Il fit le tour de la place et se gara sous un arbre à côté d’un Combi Volkswagen rongé par la rouille, immatriculé en Belgique. L’air était étouffant. Il prit dans le coffre une valise et un sac à dos. Le rez-de-chaussée de l’hôtel était occupé par un “bistrot-tabac-PMU”. C’était jour d’animation au “Café des Sports”. L’intérieur était bondé et la terrasse bien occupée. Il y avait les habitués, certes, mais aussi “les accompagnateurs”. À la campagne, la tradition a la vie dure. Les femmes vont à l’enterrement, les hommes au bistrot.

Une vieille plaque émaillée de l’Automobile club de France signalait l’entrée de l’établissement. Arsène écarta le rideau de perles de bois.

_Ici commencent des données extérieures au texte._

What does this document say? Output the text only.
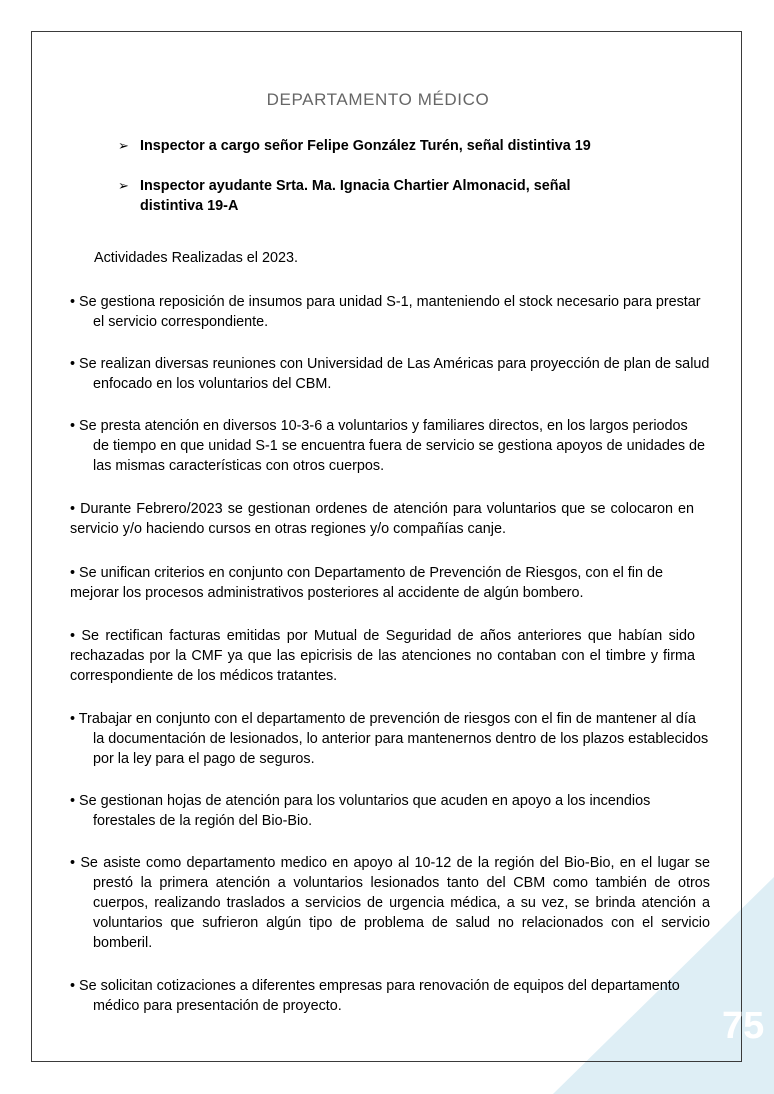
DEPARTAMENTO MÉDICO

➢ Inspector a cargo señor Felipe González Turén, señal distintiva 19

➢ Inspector ayudante Srta. Ma. Ignacia Chartier Almonacid, señal distintiva 19-A

Actividades Realizadas el 2023.

• Se gestiona reposición de insumos para unidad S-1, manteniendo el stock necesario para prestar el servicio correspondiente.

• Se realizan diversas reuniones con Universidad de Las Américas para proyección de plan de salud enfocado en los voluntarios del CBM.

• Se presta atención en diversos 10-3-6 a voluntarios y familiares directos, en los largos periodos de tiempo en que unidad S-1 se encuentra fuera de servicio se gestiona apoyos de unidades de las mismas características con otros cuerpos.

• Durante Febrero/2023 se gestionan ordenes de atención para voluntarios que se colocaron en servicio y/o haciendo cursos en otras regiones y/o compañías canje.

• Se unifican criterios en conjunto con Departamento de Prevención de Riesgos, con el fin de mejorar los procesos administrativos posteriores al accidente de algún bombero.

• Se rectifican facturas emitidas por Mutual de Seguridad de años anteriores que habían sido rechazadas por la CMF ya que las epicrisis de las atenciones no contaban con el timbre y firma correspondiente de los médicos tratantes.

• Trabajar en conjunto con el departamento de prevención de riesgos con el fin de mantener al día la documentación de lesionados, lo anterior para mantenernos dentro de los plazos establecidos por la ley para el pago de seguros.

• Se gestionan hojas de atención para los voluntarios que acuden en apoyo a los incendios forestales de la región del Bio-Bio.

• Se asiste como departamento medico en apoyo al 10-12 de la región del Bio-Bio, en el lugar se prestó la primera atención a voluntarios lesionados tanto del CBM como también de otros cuerpos, realizando traslados a servicios de urgencia médica, a su vez, se brinda atención a voluntarios que sufrieron algún tipo de problema de salud no relacionados con el servicio bomberil.

• Se solicitan cotizaciones a diferentes empresas para renovación de equipos del departamento médico para presentación de proyecto.	75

La mosaïque bleue et la peinture écaillée, couleur coquille d’œuf, accueillaient le visiteur. Un voltaire pourpre aux ressorts défoncés montait la garde.

Par une porte entrouverte, les discussions, l’odeur de pastis et de tabac du café assaillirent Arsène. Son regard croisa celui d’un consommateur au visage aussi rouge que le fauteuil.

— Josiane ! Tu as un Parisien à l’hôtel qui attend.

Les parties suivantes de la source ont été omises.